Bleibt allerdings noch die Frage zu klären: Besteht die Welt nur aus FKK-Freunden? Offenbar nicht, so die Antwort, wie man schon aus dem jüngsten Zalando-Werbespot weiß (und indem die Figur des Aufsehers mich ein wenig an Jarvis erinnert, von körperlichen Merkmalen mal abgesehen, wie er auf absolute Hüllenlosigkeit pocht, mit Trillerpfeife und Blockwart-Rhetorik, auch beim Postboten). Genau darin liegt des Problem. Denn die Phrase vom „Recht auf Vernetzung“ insinuiert, dass alle, die sich auf dem FKK-Gelände aufhalten, dort nur in Wahrnehmung ihrer Rechte unterwegs sind; es „wollen“, aus eigener Überzeugung und in ungeschmälerter, individueller Souveränität. Und nicht, weil sie es „müssen“. Wer also ständig vom „Recht“ auf Vernetzung redet, der verschweigt, dass es auch eine Pflicht zur Vernetzung gibt; einer Pflicht, der in der ganzen Debatte wesentlich mehr Aufmerksamkeit zukommen müsste, denn schließlich ist, mit Internet oder ohne, das „Vernetzen“, sprich: das Eingehen von sozialen Bindungen, das, was aus dem Menschen erst den Menschen macht. Das Eingehen von Bindungen, losen und festen, erzeugt und formt das Individuum, verschafft soziale Identität. Wie sonst sollte man sich also den Mensch in der Gesellschaft vorstellen, als ohne soziale Bindung, oder, um im Jargon zu bleiben, Vernetzung? Ein Ding der Unmöglichkeit.

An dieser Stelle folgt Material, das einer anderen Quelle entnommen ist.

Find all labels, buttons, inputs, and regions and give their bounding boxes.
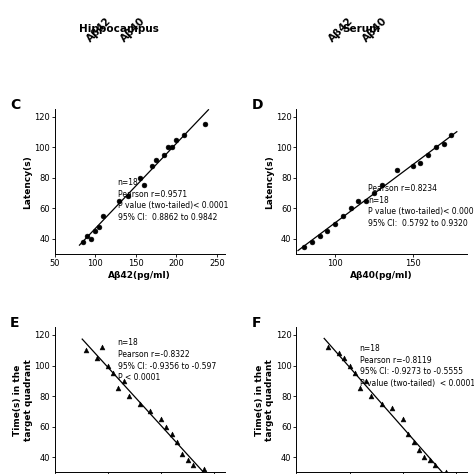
Point <box>120 377 128 384</box>
Y-axis label: Time(s) in the
target quadrant: Time(s) in the target quadrant <box>13 359 33 441</box>
Point <box>325 344 332 351</box>
Point <box>152 156 160 164</box>
Point <box>160 151 168 159</box>
Point <box>201 120 209 128</box>
Point <box>301 243 308 250</box>
Y-axis label: Latency(s): Latency(s) <box>24 155 33 209</box>
Text: n=18
Pearson r=0.9571
P value (two-tailed)< 0.0001
95% CI:  0.8862 to 0.9842: n=18 Pearson r=0.9571 P value (two-taile… <box>118 178 228 222</box>
Point <box>104 362 111 369</box>
Point <box>136 400 144 408</box>
Point <box>355 197 362 205</box>
Text: Hippocampus: Hippocampus <box>79 24 159 34</box>
Point <box>91 228 99 235</box>
Point <box>179 450 186 458</box>
Point <box>363 197 370 205</box>
Point <box>335 349 343 357</box>
Point <box>116 197 123 205</box>
Point <box>93 354 101 362</box>
Point <box>189 461 197 469</box>
Text: Aβ40: Aβ40 <box>361 15 390 44</box>
Point <box>164 144 172 151</box>
Text: n=18
Pearson r=-0.8322
95% CI: -0.9356 to -0.597
P < 0.0001: n=18 Pearson r=-0.8322 95% CI: -0.9356 t… <box>118 338 216 383</box>
Text: Pearson r=0.8234
n=18
P value (two-tailed)< 0.0001
95% CI:  0.5792 to 0.9320: Pearson r=0.8234 n=18 P value (two-taile… <box>368 184 474 228</box>
Point <box>378 400 385 408</box>
Point <box>316 232 324 240</box>
Point <box>146 408 154 415</box>
Point <box>424 151 432 159</box>
Point <box>200 465 208 473</box>
Point <box>184 456 191 464</box>
Point <box>410 438 418 446</box>
Text: E: E <box>10 316 20 330</box>
Point <box>87 235 95 243</box>
Point <box>95 223 103 230</box>
Point <box>431 461 439 469</box>
Point <box>367 392 375 400</box>
Point <box>351 369 359 377</box>
Point <box>417 159 424 166</box>
Point <box>168 430 175 438</box>
Text: Serum: Serum <box>342 24 380 34</box>
Text: D: D <box>252 98 264 111</box>
Point <box>339 212 347 220</box>
Point <box>356 385 364 392</box>
Point <box>83 232 91 240</box>
Text: n=18
Pearson r=-0.8119
95% CI: -0.9273 to -0.5555
P value (two-tailed)  < 0.0001: n=18 Pearson r=-0.8119 95% CI: -0.9273 t… <box>360 344 474 388</box>
Point <box>432 144 440 151</box>
Point <box>82 346 90 354</box>
Point <box>173 438 181 446</box>
Text: Aβ42: Aβ42 <box>327 15 356 44</box>
Point <box>109 369 117 377</box>
Point <box>393 166 401 174</box>
X-axis label: Aβ40(pg/ml): Aβ40(pg/ml) <box>350 271 413 280</box>
Point <box>409 162 417 169</box>
Point <box>100 212 107 220</box>
Point <box>115 385 122 392</box>
Point <box>370 189 378 197</box>
Y-axis label: Time(s) in the
target quadrant: Time(s) in the target quadrant <box>255 359 274 441</box>
Point <box>440 140 447 148</box>
X-axis label: Aβ42(pg/ml): Aβ42(pg/ml) <box>109 271 171 280</box>
Point <box>163 423 170 430</box>
Point <box>347 205 355 212</box>
Text: Aβ40: Aβ40 <box>119 15 147 44</box>
Point <box>447 131 455 139</box>
Point <box>168 144 176 151</box>
Point <box>140 182 147 189</box>
Point <box>308 238 316 246</box>
Point <box>124 192 131 200</box>
Point <box>157 415 165 423</box>
Point <box>136 174 144 182</box>
Point <box>362 377 370 384</box>
Point <box>324 228 331 235</box>
Point <box>173 136 180 144</box>
Y-axis label: Latency(s): Latency(s) <box>265 155 274 209</box>
Point <box>148 162 155 169</box>
Point <box>346 362 354 369</box>
Point <box>426 456 433 464</box>
Point <box>181 131 188 139</box>
Point <box>378 182 385 189</box>
Point <box>125 392 133 400</box>
Point <box>99 344 106 351</box>
Point <box>331 220 339 228</box>
Text: C: C <box>10 98 20 111</box>
Text: F: F <box>252 316 262 330</box>
Point <box>420 454 428 461</box>
Point <box>399 415 407 423</box>
Point <box>404 430 412 438</box>
Point <box>341 354 348 362</box>
Point <box>389 404 396 412</box>
Text: Aβ42: Aβ42 <box>85 15 114 44</box>
Point <box>79 238 87 246</box>
Point <box>442 469 449 474</box>
Point <box>415 446 423 453</box>
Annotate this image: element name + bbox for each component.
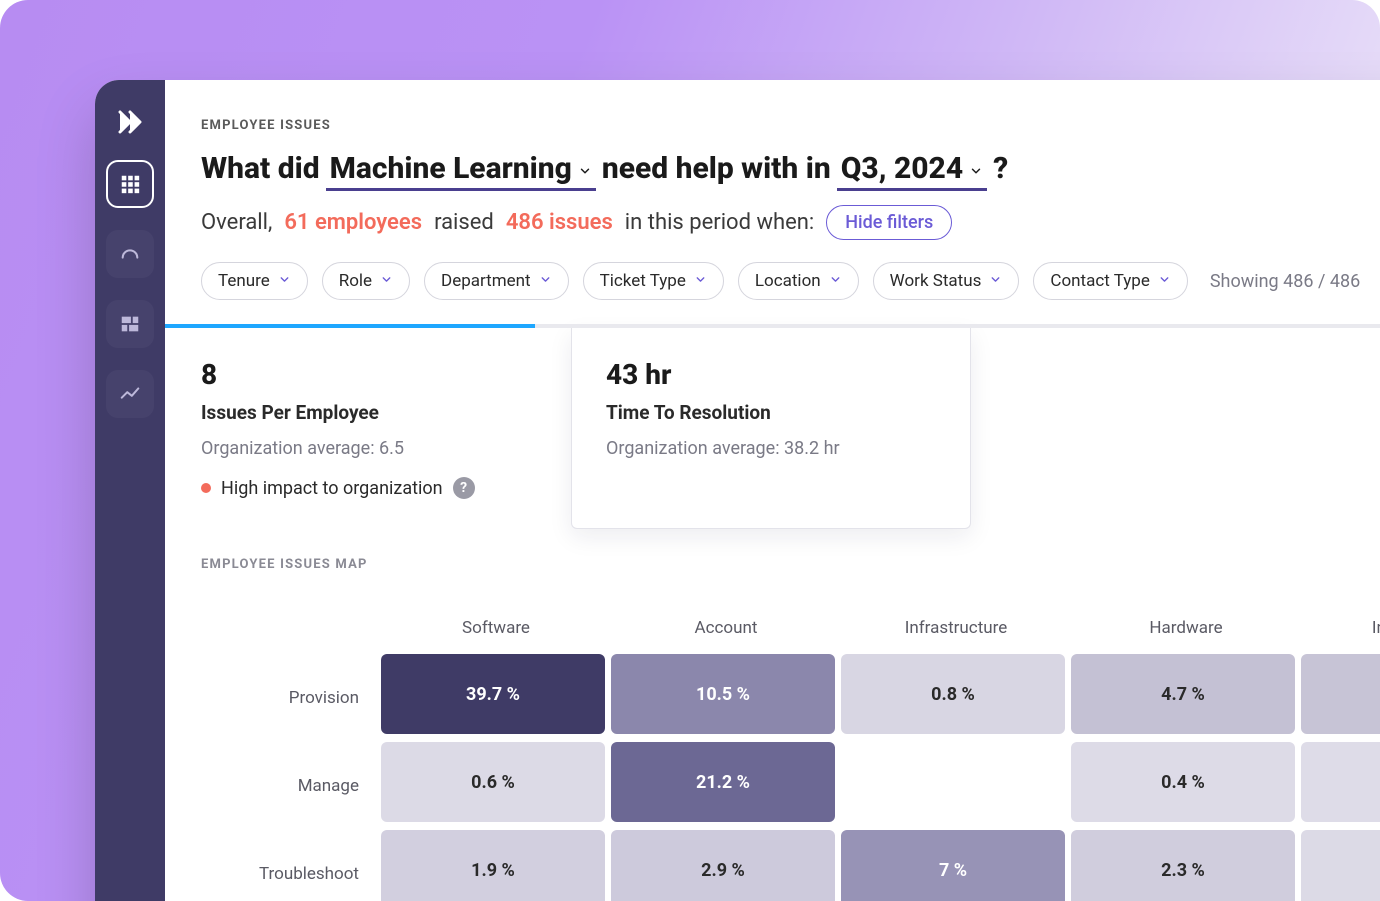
heatmap-row-label: Provision — [201, 654, 381, 742]
heatmap-row-label: Manage — [201, 742, 381, 830]
heatmap-cell[interactable]: 7 % — [841, 830, 1065, 901]
entity-label: Machine Learning — [330, 151, 572, 186]
period-dropdown[interactable]: Q3, 2024 — [837, 151, 987, 191]
filter-chip-work-status[interactable]: Work Status — [873, 262, 1020, 300]
nav-dashboard-button[interactable] — [106, 300, 154, 348]
heatmap-col-header: Software — [381, 618, 611, 654]
heatmap-col-header: Infrastructure — [841, 618, 1071, 654]
heatmap-row-label: Troubleshoot — [201, 830, 381, 901]
chip-label: Work Status — [890, 271, 982, 291]
nav-trends-button[interactable] — [106, 370, 154, 418]
chip-label: Department — [441, 271, 531, 291]
chip-label: Location — [755, 271, 821, 291]
heatmap-cell[interactable]: 2.9 % — [611, 830, 835, 901]
filter-chip-tenure[interactable]: Tenure — [201, 262, 308, 300]
chip-label: Ticket Type — [600, 271, 686, 291]
chevron-down-icon — [989, 271, 1002, 291]
entity-dropdown[interactable]: Machine Learning — [326, 151, 596, 191]
heatmap-cell[interactable]: 21.2 % — [611, 742, 835, 822]
heatmap-cell[interactable]: 10.5 % — [611, 654, 835, 734]
page-eyebrow: EMPLOYEE ISSUES — [201, 118, 1380, 133]
heatmap-cell[interactable]: 0.8 % — [841, 654, 1065, 734]
kpi-card-time-to-resolution[interactable]: 43 hr Time To Resolution Organization av… — [571, 328, 971, 529]
chevron-down-icon — [969, 151, 983, 186]
kpi-impact: High impact to organization ? — [201, 477, 537, 499]
heatmap-cell[interactable]: 1.9 % — [381, 830, 605, 901]
sidebar — [95, 80, 165, 901]
nav-gauge-button[interactable] — [106, 230, 154, 278]
main-content: EMPLOYEE ISSUES What did Machine Learnin… — [165, 80, 1380, 901]
kpi-cards: 8 Issues Per Employee Organization avera… — [201, 328, 1380, 529]
app-window: EMPLOYEE ISSUES What did Machine Learnin… — [95, 80, 1380, 901]
kpi-value: 43 hr — [606, 358, 936, 391]
chip-label: Tenure — [218, 271, 270, 291]
headline-mid: need help with in — [602, 151, 831, 186]
heatmap-col-header: Information — [1301, 618, 1380, 654]
impact-dot-icon — [201, 483, 211, 493]
kpi-value: 8 — [201, 358, 537, 391]
page-headline: What did Machine Learning need help with… — [201, 151, 1380, 191]
headline-prefix: What did — [201, 151, 320, 186]
heatmap-row: Manage0.6 %21.2 % 0.4 %0.2 — [201, 742, 1380, 830]
heatmap-header: Software Account Infrastructure Hardware… — [201, 618, 1380, 654]
kpi-average: Organization average: 6.5 — [201, 438, 537, 459]
subline-prefix: Overall, — [201, 210, 272, 235]
hide-filters-button[interactable]: Hide filters — [826, 205, 952, 240]
showing-count: Showing 486 / 486 — [1210, 271, 1360, 292]
subline-suffix: in this period when: — [625, 210, 814, 235]
section-label-map: EMPLOYEE ISSUES MAP — [201, 557, 1380, 572]
heatmap-cell[interactable]: 0.6 % — [381, 742, 605, 822]
filter-chip-contact-type[interactable]: Contact Type — [1033, 262, 1187, 300]
heatmap-cell[interactable]: 0.4 % — [1071, 742, 1295, 822]
issues-count: 486 issues — [506, 210, 613, 235]
heatmap-cell[interactable]: 0.6 — [1301, 830, 1380, 901]
chevron-down-icon — [578, 151, 592, 186]
chevron-down-icon — [829, 271, 842, 291]
chevron-down-icon — [380, 271, 393, 291]
heatmap-cell[interactable]: 39.7 % — [381, 654, 605, 734]
heatmap-cell[interactable]: 2.3 % — [1071, 830, 1295, 901]
filter-chip-department[interactable]: Department — [424, 262, 569, 300]
filter-chip-location[interactable]: Location — [738, 262, 859, 300]
employees-count: 61 employees — [284, 210, 422, 235]
heatmap-cell[interactable]: 0.2 — [1301, 742, 1380, 822]
help-icon[interactable]: ? — [453, 477, 475, 499]
nav-grid-button[interactable] — [106, 160, 154, 208]
heatmap-col-header: Account — [611, 618, 841, 654]
chip-label: Role — [339, 271, 372, 291]
tab-indicator — [165, 324, 1380, 328]
chevron-down-icon — [278, 271, 291, 291]
heatmap-cell[interactable] — [841, 742, 1065, 822]
heatmap-cell[interactable]: 4.1 — [1301, 654, 1380, 734]
chevron-down-icon — [539, 271, 552, 291]
kpi-average: Organization average: 38.2 hr — [606, 438, 936, 459]
heatmap-row: Troubleshoot1.9 %2.9 %7 %2.3 %0.6 — [201, 830, 1380, 901]
page-subline: Overall, 61 employees raised 486 issues … — [201, 205, 1380, 240]
chevron-down-icon — [694, 271, 707, 291]
period-label: Q3, 2024 — [841, 151, 963, 186]
issues-heatmap: Software Account Infrastructure Hardware… — [201, 618, 1380, 901]
chevron-down-icon — [1158, 271, 1171, 291]
subline-mid: raised — [434, 210, 494, 235]
filter-chip-ticket-type[interactable]: Ticket Type — [583, 262, 724, 300]
logo-icon — [114, 106, 146, 138]
kpi-title: Time To Resolution — [606, 401, 936, 424]
heatmap-row: Provision39.7 %10.5 %0.8 %4.7 %4.1 — [201, 654, 1380, 742]
kpi-card-issues-per-employee[interactable]: 8 Issues Per Employee Organization avera… — [201, 328, 571, 529]
headline-suffix: ? — [993, 151, 1008, 186]
heatmap-col-header: Hardware — [1071, 618, 1301, 654]
filter-bar: Tenure Role Department Ticket Type Locat… — [201, 262, 1380, 300]
chip-label: Contact Type — [1050, 271, 1149, 291]
impact-label: High impact to organization — [221, 478, 443, 499]
filter-chip-role[interactable]: Role — [322, 262, 410, 300]
heatmap-cell[interactable]: 4.7 % — [1071, 654, 1295, 734]
kpi-title: Issues Per Employee — [201, 401, 537, 424]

Nun wird diese Pflicht nicht unbedingt als „Pflicht“ im engeren Wortsinn wahrgenommen; natürlich hat man keine Freunde und keine Twitter-Follower-Gemeinde aus Pflichtbewusstsein, sondern man hat sie. Weil man sie hat; haben will. Weil man so lebt und nicht anders, den Freundeskreis quasi als Teil seines Lebens, ja als Lebensnotwendigkeit ansieht. Wie aber ist es mit anderen Lebensnotwendigkeiten? Im beruflichen aber auch im privaten Leben? Was, wenn interessante Jobangebote eines Tages nur noch über das Internet vermittelt werden? Was, wenn es keine Reisebüros und keine Buchhandlungen aus Stein und Beton mehr gibt, weil sie durch Amazon, Expedia und Co komplett verdrängt wurden? Was, wenn in einer Ära, die der intimen Kommunikation tendenziell immer weniger Platz einräumt (was zumindest von einem Teil der Soziologie diagnostiziert wird) auch immer mehr Persönliches auf Webplattformen praktiziert wird, die Partnerwahl zum Beispiel? Reden wir dann immer noch über ein „Recht auf Vernetzung“? Oder handelt es sich nicht vielmehr um eine faktische Notwendigkeit, vernetzt zu sein, und zwar in den Formen, die keineswegs aus individueller Souveränität heraus gewählt werden, sondern weil die Gesellschaft sie vorgibt? Wenn die guten Jobs nur noch über Börsen im Web vermittelt werden: Was bleibt einem dann anderes übrig, als sich auf besagten Börsen zu registrieren und das Spiel mitzuspielen? Für einen solchen Personenkreis, der sich also nur den faktischen Notwendigkeiten beugt (womöglich sogar die Mehrheit?) wäre dann aber ein Fortbestehen von Privacy vielleicht doch von Interesse?

Aber auch das kann man natürlich verneinen; kann argumentieren, dass für eine bessere Welt tatsächlich alle zu FKK-Freunden werden müssten. Alleine: Das ist weder neu noch originell. Das entspräche einer Post-Privacy, wie sie bereits die Stalinisten praktizierten.